Rivera is by far the most famous artist of the Mexican muralist movement and was an ambassador for Mexican culture during his lifetime. His murals reflect the culture and the work of Mexicans, recorded from the pre-Columbian era to the agricultural labor of Mexican immigrants in the United States. Rivera felt close to indigenous Mexicans and their struggles to gain independence from Spain. He also saw the hard work they were doing to try to obtain a decent life. That is why Rivera wanted his work to be public, so that people could see and reflect on their lives. By painting these types of murals he was giving hope to the disempowered and that there was hope for a better world.
|Diego Rivera and Timothy Pflueger|
In 1930, Rivera was given the opportunity to work in the United States for the first time. This was a great chance for him to gain greater recognition. His first stop was San Francisco. Rivera was “invited by architect Timothy Pflueger to paint a fresco at an exclusive private club on the eleventh floor of the Stock Exchange Tower,” now The City Club of San Francisco in the Financial District. It was under these conditions, a combination of greater fame, financial power and artistic ambition that The Allegory of California was painted, finished, hidden and perhaps forgotten. The Stock Exchange Tower is a building that represents the status and power of money; it is not a place where working class people drop by for lunch or where their sons or daughters get married. They have no reason to be there, unless they’re serving food, cleaning or performing some other form of service work. Yet, they are the ones on the mural and the ones Rivera cared about.
Clearly, most of the people who work on the building cannot afford the membership to join and enjoy the benefits of being part of the club. The most likely viewers of Rivera’s mural are powerful rich businessmen and rich girls partying at their wedding receptions. These people are there to have a good time, not to take a moment and observe a mural that celebrates the average worker. Perhaps they don’t even know who he is or what this mural represents. Okay, I’m getting a little art school and lefty elitist, but I wonder. The City Club does have open hours for the public. They are from three to five in the afternoon Monday through Friday. It gives exactly two hours, five days a week for the public to get a quick glance. I imagine that many people who would find solace in Rivera’s mural don’t have two hours off in the afternoon to come and see it and that is a cultural shame.
|You must see it!|
The mural is thirty-feet high and it covers the entire wall of the stairwell.

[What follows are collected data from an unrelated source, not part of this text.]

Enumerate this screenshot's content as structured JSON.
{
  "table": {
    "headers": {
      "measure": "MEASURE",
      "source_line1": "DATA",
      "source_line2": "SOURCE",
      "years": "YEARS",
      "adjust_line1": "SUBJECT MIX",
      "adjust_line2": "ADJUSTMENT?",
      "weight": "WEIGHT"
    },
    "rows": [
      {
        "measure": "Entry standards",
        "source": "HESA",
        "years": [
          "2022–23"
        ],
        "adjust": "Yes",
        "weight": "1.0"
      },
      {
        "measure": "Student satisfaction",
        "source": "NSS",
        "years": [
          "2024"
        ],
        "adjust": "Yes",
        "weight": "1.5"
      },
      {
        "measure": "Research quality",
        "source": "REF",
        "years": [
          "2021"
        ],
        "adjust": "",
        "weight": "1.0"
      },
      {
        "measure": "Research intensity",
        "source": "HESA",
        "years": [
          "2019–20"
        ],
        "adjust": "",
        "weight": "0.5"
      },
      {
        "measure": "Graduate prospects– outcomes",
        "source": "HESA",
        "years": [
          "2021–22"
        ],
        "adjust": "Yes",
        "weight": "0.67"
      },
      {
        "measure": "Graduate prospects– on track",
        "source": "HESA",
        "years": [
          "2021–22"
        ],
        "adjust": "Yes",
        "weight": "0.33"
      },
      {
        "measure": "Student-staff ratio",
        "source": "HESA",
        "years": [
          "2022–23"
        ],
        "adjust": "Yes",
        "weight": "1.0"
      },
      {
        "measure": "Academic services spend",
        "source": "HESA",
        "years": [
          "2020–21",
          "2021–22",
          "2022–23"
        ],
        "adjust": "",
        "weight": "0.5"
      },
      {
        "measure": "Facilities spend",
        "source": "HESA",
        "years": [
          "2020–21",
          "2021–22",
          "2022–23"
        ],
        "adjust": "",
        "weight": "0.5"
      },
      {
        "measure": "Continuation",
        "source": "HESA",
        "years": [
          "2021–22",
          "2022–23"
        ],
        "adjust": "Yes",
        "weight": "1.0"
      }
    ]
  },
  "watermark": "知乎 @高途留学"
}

It is painted through the ceiling of the eleventh floor. Rivera’s style is recognizable at a glance. The brush strokes are big in some parts, but there is beautiful, intricate detail in others. The colors are vivid, as if it was painted yesterday. In so much social realist art there is a sense of deadness and despair, but not here. Here, you look up and see the whole of California, from the architects like Pflueger to the farm workers doing their laborious work. In this mural Rivera recognizes the diversity of this country and specifically the state of California. The vivid colors show the life of this land and its abundance. Nothing is dead, but rather vivid and bursting with life. Finally, nothing is less than anything else, as if the world were suddenly equal. There are social classes in Rivera’s Allegory of California, but none is allowed to dominate the other. That’s a vision worth seeking out and finding, no matter how deeply it’s embedded into the architecture of power.